Я был сердит. И на Глеба, и на себя, и на Вайнцмана… И даже на ту женщину в горностае, мелькнувшую на съемочной площадке и таинственно скрывшуюся. Все тут ненастоящее. Все кажущееся – иллюзия, обман, все норовит исчезнуть в самый неподходящий момент… Я давно замечал это за собой: резкую и вроде бы необъяснимую смену настроения. Как-то знакомый психиатр (гениальный, естественно, и не признанный никем, кроме соратников по буйному отделению) объяснил мне этот феномен: оказывается, человек не способен к долгому сохранению какого-то одного эмоционального состояния.

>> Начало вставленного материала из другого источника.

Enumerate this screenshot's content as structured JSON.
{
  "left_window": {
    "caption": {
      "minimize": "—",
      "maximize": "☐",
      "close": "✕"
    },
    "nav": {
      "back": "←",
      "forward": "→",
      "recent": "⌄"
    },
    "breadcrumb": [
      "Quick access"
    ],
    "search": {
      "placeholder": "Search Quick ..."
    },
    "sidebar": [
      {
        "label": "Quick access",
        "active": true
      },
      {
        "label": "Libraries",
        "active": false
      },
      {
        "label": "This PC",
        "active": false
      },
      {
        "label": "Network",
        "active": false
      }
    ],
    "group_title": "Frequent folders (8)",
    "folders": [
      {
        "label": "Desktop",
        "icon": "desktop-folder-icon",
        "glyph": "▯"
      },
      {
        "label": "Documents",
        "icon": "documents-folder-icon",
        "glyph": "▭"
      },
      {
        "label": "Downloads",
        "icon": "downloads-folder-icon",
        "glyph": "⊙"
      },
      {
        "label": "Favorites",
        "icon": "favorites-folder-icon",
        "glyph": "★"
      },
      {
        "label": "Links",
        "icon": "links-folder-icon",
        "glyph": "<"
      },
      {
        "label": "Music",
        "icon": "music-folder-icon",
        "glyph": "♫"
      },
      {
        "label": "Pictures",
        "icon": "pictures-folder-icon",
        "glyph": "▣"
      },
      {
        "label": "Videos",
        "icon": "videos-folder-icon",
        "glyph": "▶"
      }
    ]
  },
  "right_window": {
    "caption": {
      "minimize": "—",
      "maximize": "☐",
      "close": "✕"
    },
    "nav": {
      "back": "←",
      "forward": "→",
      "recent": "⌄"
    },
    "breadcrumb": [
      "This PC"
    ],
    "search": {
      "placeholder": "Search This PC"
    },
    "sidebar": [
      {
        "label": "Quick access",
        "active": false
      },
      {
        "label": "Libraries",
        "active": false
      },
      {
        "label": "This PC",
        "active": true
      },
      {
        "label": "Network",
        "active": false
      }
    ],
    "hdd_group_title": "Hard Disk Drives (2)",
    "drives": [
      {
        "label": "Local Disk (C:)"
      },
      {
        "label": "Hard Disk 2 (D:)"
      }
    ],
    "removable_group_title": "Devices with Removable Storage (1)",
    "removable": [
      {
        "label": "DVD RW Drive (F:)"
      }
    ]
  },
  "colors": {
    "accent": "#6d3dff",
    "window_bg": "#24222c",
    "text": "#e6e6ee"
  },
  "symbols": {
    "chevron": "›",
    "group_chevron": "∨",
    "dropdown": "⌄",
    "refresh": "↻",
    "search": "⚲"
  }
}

За грустью обязательно следует веселье, за восторженным экстазом – плач разочарования… Или приступ злости на все сущее. Разбитая дорога, жалобное кряхтение рессор и перспектива не добраться-таки до вожделенной бетонки буквально раздирали меня на части.

Вернуть бы то время. Господи, если ты есть, верни то время! Пусть бы пошел град величиной с яйцо, пусть колесо у машины отвалилось бы к чертям собачьим, и мы с Глебом, матерясь в два голоса, вылавливали его из серого озерца… Я согласен. Да что толку.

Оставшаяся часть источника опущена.